La prueba legalmente preceptuada para establecer el estado de familia es el título de estado, que se logra con el instrumento o conjunto de instrumentos públicos de los cuales surge el estado de familia56.

Corresponde, entonces, acompañar las respectivas partidas o documentos que puedan ser computados a tal fin. En este caso, se podrá acompañar una fotocopia certificada de la sentencia de separación personal, o el propio expediente; esta última prueba es de mayor valor para verificar si la sentencia se halla consen­tida y debidamente notificada. También se puede probar la culpa­bilidad en el divorcio mediante la partida de casamiento en cuyo margen se ha inscrito aquél.
263. Efectos de la exclusión hereditaria: enunciación.
La exclusión hereditaria conyugal produce efectos respecto del cónyuge excluido, respecto de sus descendientes y respecto de terceros.
264. A) Efectos respecto del excluido: principio.

El efecto de la exclusión del cónyuge consiste en su separa­ción de la herencia, considerándolo como si nunca hubiera sido heredero.

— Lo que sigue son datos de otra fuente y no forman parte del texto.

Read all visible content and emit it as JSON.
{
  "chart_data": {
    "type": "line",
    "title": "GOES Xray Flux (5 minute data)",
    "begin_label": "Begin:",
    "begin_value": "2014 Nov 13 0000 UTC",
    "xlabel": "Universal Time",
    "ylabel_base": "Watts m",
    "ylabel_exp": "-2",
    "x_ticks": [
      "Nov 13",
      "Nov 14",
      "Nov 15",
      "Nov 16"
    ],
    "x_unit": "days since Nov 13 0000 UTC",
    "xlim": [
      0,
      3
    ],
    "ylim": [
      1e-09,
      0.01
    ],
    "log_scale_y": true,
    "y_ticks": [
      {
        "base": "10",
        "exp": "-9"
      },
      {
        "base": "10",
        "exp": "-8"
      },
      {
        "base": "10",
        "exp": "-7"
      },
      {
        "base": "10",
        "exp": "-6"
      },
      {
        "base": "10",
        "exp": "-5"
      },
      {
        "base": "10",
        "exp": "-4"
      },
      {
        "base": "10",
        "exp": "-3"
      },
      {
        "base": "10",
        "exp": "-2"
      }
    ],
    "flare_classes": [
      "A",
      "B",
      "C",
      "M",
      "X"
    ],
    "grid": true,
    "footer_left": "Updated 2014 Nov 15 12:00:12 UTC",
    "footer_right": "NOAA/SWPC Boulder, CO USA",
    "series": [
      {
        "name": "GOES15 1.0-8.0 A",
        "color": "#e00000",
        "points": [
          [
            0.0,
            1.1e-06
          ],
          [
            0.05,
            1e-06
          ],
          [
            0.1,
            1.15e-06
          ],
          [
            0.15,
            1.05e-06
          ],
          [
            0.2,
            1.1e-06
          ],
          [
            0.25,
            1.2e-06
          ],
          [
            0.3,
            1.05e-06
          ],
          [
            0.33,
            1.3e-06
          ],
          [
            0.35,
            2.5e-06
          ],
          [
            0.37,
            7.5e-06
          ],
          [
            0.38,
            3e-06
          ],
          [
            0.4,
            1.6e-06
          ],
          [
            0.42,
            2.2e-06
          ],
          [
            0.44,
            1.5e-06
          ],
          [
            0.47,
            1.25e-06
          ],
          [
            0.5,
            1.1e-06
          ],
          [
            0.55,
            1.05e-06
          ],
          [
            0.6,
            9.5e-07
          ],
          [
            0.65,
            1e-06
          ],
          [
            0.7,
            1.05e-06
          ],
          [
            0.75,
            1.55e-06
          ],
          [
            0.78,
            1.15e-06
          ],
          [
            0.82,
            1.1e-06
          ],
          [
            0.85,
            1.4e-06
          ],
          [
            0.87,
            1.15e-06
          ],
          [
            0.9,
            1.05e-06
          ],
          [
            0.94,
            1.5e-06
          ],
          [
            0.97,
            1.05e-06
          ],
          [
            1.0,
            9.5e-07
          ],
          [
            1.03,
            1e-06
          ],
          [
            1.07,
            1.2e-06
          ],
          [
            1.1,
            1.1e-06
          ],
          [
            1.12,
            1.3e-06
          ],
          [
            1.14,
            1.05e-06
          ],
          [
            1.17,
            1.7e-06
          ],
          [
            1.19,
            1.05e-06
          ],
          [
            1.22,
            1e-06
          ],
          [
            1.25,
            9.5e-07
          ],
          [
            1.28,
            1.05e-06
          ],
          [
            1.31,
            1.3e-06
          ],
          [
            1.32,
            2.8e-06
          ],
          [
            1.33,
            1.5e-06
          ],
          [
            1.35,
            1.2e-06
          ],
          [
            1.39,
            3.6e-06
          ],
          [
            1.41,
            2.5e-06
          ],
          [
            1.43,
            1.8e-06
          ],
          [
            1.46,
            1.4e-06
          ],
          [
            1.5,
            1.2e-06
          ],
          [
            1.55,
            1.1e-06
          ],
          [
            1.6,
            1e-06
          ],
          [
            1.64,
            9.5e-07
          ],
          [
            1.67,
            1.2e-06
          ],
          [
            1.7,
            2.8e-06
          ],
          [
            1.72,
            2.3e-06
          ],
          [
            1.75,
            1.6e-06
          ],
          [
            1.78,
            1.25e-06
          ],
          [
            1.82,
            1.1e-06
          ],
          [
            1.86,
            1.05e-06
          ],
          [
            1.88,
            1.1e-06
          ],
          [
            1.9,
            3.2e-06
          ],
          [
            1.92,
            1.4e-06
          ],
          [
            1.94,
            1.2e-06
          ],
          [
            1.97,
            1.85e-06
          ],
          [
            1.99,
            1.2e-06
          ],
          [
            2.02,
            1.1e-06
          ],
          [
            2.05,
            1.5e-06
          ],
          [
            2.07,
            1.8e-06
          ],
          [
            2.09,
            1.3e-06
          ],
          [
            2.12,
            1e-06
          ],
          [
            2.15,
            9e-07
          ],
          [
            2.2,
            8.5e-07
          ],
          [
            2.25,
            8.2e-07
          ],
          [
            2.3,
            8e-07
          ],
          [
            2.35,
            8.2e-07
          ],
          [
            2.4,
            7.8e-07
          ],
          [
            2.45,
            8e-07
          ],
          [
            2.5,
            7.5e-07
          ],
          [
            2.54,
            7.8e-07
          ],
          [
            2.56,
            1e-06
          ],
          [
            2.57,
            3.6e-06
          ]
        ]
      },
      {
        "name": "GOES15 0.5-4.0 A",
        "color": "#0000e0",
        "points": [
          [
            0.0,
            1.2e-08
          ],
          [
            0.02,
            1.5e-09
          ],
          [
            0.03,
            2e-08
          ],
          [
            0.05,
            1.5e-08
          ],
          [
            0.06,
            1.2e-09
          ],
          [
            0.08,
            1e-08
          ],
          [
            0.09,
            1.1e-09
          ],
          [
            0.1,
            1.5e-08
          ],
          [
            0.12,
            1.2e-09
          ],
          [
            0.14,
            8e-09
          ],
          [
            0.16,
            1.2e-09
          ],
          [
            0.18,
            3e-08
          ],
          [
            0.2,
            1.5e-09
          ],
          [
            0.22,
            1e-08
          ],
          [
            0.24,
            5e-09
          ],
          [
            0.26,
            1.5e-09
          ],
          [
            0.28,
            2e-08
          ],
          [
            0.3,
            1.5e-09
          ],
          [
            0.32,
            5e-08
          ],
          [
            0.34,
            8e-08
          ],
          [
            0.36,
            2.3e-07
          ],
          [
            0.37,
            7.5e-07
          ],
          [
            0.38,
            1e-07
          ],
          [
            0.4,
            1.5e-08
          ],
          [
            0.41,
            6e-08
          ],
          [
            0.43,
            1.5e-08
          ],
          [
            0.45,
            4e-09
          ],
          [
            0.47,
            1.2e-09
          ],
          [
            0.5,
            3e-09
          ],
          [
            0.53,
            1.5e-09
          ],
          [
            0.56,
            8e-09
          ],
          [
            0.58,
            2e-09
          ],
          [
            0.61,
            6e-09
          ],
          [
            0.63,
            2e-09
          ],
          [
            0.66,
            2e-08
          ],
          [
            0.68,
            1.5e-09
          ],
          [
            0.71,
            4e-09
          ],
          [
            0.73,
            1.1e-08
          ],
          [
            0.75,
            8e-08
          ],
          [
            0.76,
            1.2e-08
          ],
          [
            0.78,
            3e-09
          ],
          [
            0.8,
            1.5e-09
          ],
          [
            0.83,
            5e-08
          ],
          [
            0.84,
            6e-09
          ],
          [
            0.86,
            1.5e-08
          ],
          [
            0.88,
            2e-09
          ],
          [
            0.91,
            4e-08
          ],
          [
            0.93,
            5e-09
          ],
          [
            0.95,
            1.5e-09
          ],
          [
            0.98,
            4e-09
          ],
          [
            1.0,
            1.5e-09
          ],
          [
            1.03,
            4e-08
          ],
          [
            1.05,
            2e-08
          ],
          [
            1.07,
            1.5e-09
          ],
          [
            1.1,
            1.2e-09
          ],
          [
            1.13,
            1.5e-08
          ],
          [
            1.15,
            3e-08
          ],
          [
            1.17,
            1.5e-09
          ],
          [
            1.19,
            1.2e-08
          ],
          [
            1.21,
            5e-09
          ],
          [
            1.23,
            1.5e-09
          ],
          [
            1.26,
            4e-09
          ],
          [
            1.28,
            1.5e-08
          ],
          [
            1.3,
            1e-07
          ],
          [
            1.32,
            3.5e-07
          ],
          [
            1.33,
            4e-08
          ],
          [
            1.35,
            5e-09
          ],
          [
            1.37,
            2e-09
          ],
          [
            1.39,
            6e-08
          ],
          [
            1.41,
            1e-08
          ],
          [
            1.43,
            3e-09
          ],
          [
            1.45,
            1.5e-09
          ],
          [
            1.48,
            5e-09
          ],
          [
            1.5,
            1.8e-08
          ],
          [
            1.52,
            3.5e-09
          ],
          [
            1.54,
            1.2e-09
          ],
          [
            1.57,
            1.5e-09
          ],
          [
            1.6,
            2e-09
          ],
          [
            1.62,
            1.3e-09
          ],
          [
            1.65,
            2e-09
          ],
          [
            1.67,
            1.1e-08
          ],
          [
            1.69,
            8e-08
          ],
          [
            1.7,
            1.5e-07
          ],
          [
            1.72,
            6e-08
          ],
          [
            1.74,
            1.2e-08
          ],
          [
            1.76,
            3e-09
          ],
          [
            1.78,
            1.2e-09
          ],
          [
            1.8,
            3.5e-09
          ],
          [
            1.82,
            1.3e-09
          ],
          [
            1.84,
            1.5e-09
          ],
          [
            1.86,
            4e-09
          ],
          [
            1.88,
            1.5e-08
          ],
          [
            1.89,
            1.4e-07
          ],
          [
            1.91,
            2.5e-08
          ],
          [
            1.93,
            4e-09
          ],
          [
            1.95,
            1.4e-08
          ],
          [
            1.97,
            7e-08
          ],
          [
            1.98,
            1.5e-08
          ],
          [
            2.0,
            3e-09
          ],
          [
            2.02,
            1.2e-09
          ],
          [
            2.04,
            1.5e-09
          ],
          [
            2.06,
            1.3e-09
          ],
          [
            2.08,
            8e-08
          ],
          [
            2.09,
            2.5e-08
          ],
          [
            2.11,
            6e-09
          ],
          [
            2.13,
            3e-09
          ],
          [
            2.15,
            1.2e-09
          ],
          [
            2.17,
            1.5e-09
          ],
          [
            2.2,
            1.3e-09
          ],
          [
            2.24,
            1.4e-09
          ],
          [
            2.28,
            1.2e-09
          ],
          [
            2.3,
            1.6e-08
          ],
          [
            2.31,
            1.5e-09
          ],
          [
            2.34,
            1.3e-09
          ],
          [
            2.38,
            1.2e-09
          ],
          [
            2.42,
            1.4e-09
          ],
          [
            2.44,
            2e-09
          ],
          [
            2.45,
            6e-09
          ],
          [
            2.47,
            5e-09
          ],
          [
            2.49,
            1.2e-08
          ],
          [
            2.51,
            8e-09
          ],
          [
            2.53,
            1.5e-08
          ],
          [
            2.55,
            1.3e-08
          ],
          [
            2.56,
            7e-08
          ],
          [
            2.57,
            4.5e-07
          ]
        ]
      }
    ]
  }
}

Si se ha dictado declaratoria de herederos, ésta deberá ser modificada, excluyendo de ella al cónyuge. Si no se ha dictado dicha declaratoria, no se podrá incluir en ella al cónyuge.

Este efecto principal acarrea importantes consecuencias si el excluido ha entrado en posesión de los bienes hereditarios, ya con declaratoria de herederos en su favor, ya sin ella, pues entonces deberá restituir los bienes a quienes correspondan.

Aun cuando se excluya a la cónyuge de la declaratoria de herederos, ella puede seguir participando en el proceso sucesorio si no ha sido liquidada la sociedad conyugal en el juicio de di­vorcio. Ello, porque la mitad de los bienes de ésta le correspon­den a título de socia de la sociedad conyugal que se ha disuelto con el divorcio, y que no deben ser incluidos en el acervo here­ditario. Pero a los fines de la partición, aun cuando haya sido excluida como heredera, puede participar en el sucesorio.
265. Restitución de los bienes hereditarios.
El cónyuge excluido deberá restituirles a las personas a las cuales pase la herencia todos los objetos hereditarios de que hubiera tomado posesión (analogía art- 3305). Esta restitución comprende los siguientes aspectos:
a) Frutos. El cónyuge con sentencia de separación personal culpable, que ha entrado en posesión de la herencia, es, eviden­temente, un poseedor de mala fe. Por eso está obligado a entre­gar los frutos que haya percibido y los que por su culpa haya dejado de percibir (art. 2938).

b) Productos. El régimen legal de los frutos no es aplicable a los productos, pues tanto el poseedor de buena fe como el de mala fe deben restituir los productos (arts. 3427 y 2444).

c) Gastos y mejoras. En principio, la restitución de los bie­nes hereditarios incluye las mejoras efectuadas en ellos. El art. 3425, 2a parte, dice, en este sentido, que el tenedor de la herencia debe entregar los bienes hereditarios "con los accesorios y me­joras que ellos hubiesen recibido, aunque sean por el hecho del poseedor".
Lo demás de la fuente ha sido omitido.